Neighbors pleased with efforts to resolve noise issues during work on Bangor federal building

Posted Aug. 27, 2012, at 8:11 p.m.
Last modified Aug. 28, 2012, at 8:24 a.m.

BANGOR, Maine — Neighbors expected noise from the renovation of the Margaret Chase Smith Federal Building.

Then came the late-night jackhammer incident.

“Noise was pretty much tolerated, because you have a certain amount of noise with any construction project, but then the jackhammering incident really changed things,” said Bill Boothe, project coordinator for the $40,536,118 federal building and courthouse construction project, which is expected to last three years.

On at least one night the week before project officials met with city representatives and concerned neighbors in the offices of U.S. Sen. Susan Collins inside the federal building on Harlow Street, a worker used a jackhammer as part of the repair work on the rear parking deck around 2 a.m.

“Some nights it sounds like they’re emptying Dumpsters or bouncing them up and down. That’s been what it’s like. Other nights, there’s the beeping of trucks backing up,” said the Rev. Gerald Oleson, a resident of Court Street. “Then there was a rogue jackhammer dude out there for 20 minutes or so. It was just horrendous.

“Since their construction schedule said work was going to be going on from 5:30 p.m. to 3:30 a.m., we asked to meet with officials.”

Monday evening’s meeting at Bangor City Hall’s council chambers was a follow-up between Bangor city councilors, city officials, project representatives and concerned neighbors.

Overall, there appeared to be satisfaction with both the response and communication shown by contractor Consigli Construction of Portland and U.S. General Services Administration representatives.

“The response has been very positive and they’ve done what they could do for us and I’ve been thrilled,” said Oleson.

“I think the mitigation efforts we’ve made so far are working. We’ve heard that from a number of citizens,” said Bob Zarnetske, New England regional administrator for the GSA. “And we’re committed to continuing those efforts as well as dialogue with community members.”
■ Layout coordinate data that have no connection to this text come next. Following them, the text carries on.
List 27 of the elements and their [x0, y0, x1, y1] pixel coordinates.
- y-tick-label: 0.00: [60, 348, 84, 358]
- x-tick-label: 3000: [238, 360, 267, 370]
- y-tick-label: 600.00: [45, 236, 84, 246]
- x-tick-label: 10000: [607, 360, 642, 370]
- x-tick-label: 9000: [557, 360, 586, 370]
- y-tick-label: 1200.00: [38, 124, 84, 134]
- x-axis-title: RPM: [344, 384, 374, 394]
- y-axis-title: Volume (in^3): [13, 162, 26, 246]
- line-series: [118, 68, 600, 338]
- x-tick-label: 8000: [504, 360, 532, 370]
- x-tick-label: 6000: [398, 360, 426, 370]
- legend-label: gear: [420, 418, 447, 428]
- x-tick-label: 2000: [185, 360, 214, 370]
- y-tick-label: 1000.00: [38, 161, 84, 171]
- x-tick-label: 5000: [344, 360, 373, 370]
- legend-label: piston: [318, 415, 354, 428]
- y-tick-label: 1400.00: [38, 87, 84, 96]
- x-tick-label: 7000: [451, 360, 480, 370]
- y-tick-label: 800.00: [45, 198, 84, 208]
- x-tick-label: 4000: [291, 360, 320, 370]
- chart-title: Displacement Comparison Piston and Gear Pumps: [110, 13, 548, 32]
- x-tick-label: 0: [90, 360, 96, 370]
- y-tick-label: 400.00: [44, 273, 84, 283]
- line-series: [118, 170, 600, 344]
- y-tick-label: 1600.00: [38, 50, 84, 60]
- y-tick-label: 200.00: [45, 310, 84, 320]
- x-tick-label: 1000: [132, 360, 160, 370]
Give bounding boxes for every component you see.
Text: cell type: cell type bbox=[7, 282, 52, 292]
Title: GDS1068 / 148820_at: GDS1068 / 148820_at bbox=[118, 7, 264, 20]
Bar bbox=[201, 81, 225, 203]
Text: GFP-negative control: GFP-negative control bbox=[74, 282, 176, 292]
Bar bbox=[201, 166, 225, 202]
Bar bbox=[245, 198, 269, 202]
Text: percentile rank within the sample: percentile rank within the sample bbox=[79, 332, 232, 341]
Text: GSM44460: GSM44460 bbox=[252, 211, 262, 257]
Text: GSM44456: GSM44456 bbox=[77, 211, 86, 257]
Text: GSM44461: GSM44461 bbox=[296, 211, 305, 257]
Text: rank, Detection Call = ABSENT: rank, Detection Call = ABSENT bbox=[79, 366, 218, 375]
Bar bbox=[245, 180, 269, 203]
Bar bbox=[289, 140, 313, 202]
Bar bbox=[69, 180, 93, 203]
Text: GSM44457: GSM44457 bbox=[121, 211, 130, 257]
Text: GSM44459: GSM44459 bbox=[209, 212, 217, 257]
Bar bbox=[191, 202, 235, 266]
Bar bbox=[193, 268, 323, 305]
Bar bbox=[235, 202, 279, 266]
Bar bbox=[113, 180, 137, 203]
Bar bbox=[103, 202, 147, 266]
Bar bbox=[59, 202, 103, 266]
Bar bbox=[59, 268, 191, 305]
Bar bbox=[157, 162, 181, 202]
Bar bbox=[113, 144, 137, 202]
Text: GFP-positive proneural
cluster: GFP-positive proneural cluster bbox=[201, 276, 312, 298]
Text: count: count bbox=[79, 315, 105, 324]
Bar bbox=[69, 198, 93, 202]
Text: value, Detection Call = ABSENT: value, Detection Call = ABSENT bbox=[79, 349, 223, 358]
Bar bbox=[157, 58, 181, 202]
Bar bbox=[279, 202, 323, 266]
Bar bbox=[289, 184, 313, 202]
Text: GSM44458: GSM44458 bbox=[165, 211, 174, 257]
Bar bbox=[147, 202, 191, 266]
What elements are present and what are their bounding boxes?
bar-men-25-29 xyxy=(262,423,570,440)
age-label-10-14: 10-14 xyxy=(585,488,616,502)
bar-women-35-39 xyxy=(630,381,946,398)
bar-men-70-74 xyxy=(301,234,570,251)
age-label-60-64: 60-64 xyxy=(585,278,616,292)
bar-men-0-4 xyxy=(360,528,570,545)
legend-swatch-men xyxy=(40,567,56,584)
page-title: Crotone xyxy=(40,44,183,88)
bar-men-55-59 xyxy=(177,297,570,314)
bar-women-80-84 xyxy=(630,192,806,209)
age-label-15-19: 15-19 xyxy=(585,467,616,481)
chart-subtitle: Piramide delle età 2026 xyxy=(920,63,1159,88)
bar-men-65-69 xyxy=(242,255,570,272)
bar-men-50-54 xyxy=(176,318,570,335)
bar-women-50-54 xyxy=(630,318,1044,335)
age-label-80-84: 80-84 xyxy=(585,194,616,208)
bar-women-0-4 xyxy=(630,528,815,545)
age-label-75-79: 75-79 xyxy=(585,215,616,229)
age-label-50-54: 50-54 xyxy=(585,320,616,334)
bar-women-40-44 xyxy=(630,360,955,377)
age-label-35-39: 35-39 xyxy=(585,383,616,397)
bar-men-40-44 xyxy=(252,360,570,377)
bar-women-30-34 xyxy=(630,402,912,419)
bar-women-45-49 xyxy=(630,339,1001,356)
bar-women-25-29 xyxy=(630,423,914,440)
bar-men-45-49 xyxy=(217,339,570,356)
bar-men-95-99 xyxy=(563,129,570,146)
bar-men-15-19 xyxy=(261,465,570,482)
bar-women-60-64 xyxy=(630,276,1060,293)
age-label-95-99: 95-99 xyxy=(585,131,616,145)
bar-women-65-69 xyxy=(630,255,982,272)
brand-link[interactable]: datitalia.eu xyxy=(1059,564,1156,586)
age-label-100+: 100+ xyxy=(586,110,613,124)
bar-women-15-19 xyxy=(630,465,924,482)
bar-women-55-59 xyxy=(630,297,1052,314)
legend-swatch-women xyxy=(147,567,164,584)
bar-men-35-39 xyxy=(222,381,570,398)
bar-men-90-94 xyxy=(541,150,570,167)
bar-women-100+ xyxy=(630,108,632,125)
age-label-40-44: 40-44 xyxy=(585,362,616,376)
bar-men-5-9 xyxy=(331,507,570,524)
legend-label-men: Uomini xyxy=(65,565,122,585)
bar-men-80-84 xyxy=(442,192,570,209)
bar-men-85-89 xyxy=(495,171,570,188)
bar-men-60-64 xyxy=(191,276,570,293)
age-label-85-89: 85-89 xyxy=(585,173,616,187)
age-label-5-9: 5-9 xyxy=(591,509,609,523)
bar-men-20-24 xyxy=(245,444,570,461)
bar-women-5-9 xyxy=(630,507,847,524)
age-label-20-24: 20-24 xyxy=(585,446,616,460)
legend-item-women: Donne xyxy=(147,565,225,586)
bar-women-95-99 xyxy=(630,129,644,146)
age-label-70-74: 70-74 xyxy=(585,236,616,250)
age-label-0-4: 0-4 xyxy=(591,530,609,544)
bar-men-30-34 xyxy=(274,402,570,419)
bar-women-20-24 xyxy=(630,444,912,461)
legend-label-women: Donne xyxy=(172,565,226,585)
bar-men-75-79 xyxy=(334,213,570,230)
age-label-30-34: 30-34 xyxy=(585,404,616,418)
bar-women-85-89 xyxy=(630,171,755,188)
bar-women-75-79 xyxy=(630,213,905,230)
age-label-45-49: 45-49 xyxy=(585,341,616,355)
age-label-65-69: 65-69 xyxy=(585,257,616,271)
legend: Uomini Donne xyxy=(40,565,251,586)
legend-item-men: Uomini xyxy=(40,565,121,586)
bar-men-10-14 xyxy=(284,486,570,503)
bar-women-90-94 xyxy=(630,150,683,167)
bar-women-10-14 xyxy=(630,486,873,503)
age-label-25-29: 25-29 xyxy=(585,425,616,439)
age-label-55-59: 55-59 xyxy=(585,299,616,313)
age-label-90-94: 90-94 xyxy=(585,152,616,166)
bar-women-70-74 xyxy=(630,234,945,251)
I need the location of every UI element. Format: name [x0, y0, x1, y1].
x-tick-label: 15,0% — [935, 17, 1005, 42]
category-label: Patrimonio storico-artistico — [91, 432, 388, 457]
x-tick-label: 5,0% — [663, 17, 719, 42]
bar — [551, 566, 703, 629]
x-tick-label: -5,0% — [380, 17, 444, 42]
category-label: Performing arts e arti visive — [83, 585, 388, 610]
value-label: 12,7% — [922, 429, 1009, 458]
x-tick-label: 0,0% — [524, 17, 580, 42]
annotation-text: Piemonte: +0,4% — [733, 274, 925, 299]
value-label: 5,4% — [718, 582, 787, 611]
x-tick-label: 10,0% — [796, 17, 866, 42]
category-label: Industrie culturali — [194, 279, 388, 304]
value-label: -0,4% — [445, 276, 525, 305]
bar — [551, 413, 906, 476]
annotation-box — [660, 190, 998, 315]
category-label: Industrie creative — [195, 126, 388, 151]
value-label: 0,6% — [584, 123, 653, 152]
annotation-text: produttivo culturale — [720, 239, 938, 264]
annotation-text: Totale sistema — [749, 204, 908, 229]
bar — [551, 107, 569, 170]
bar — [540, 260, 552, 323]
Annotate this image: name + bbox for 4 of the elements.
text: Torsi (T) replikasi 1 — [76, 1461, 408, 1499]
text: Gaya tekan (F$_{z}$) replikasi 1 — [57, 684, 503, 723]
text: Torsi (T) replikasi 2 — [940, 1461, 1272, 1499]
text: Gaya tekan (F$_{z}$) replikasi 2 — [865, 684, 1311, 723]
Also present at Monday’s meeting was Patrick Sclafani, public affairs officer for GSA’s New England region, and Gianne Conard, GSA regional recovery executive and regional chief architect.

“This was a great opportunity, even under the circumstances of being provoked by a certain incident, and it brought us together to help everyone feel better about this project going on in their community,” said Sclafani. “The lines of communication are established and wide open. We have one more year left on this project and I think it’s only going to go smoother the rest of the way.”

“We want people to know they can pick up the phone and talk to members of the GSA and we’re going to deal with it,” Zarnetske said.

Franklin Place resident and president of the residents’ association John Collins said he was impressed by how his concerns were addressed by work crew officials early on.

“My wife and I were eating supper and up comes this big light blinding us. I went over and talked to one of the bosses and told him what happened and he said he could shield the lights, and the next night they did it and that took care of the problem.”

Sclafani explained to those at the meeting that some types of work had to be done overnight for public health, security and safety reasons at a federal facility.

The nature of the work — some of which involves large amounts of dust and debris, and the use of heavy equipment — and the presence of workers at the federal building, court cases being held during regular workday hours and concerns about potentially uncontrolled access to federal offices and personal information make night construction necessary.

Franklin Place resident Janet Kolkebeck asked project officials why the work schedule couldn’t be extended so overnight work wouldn’t be necessary.

It was explained that delays would increase the cost of the project.

Zarnetske said he wants people to know that the GSA cares about how it affects local communities.

“We believe we’re members of the community,” Zarnetske said. “We want to be active and engaged members of the community and we want to try and resolve problems, especially if we’re the source of those problems.”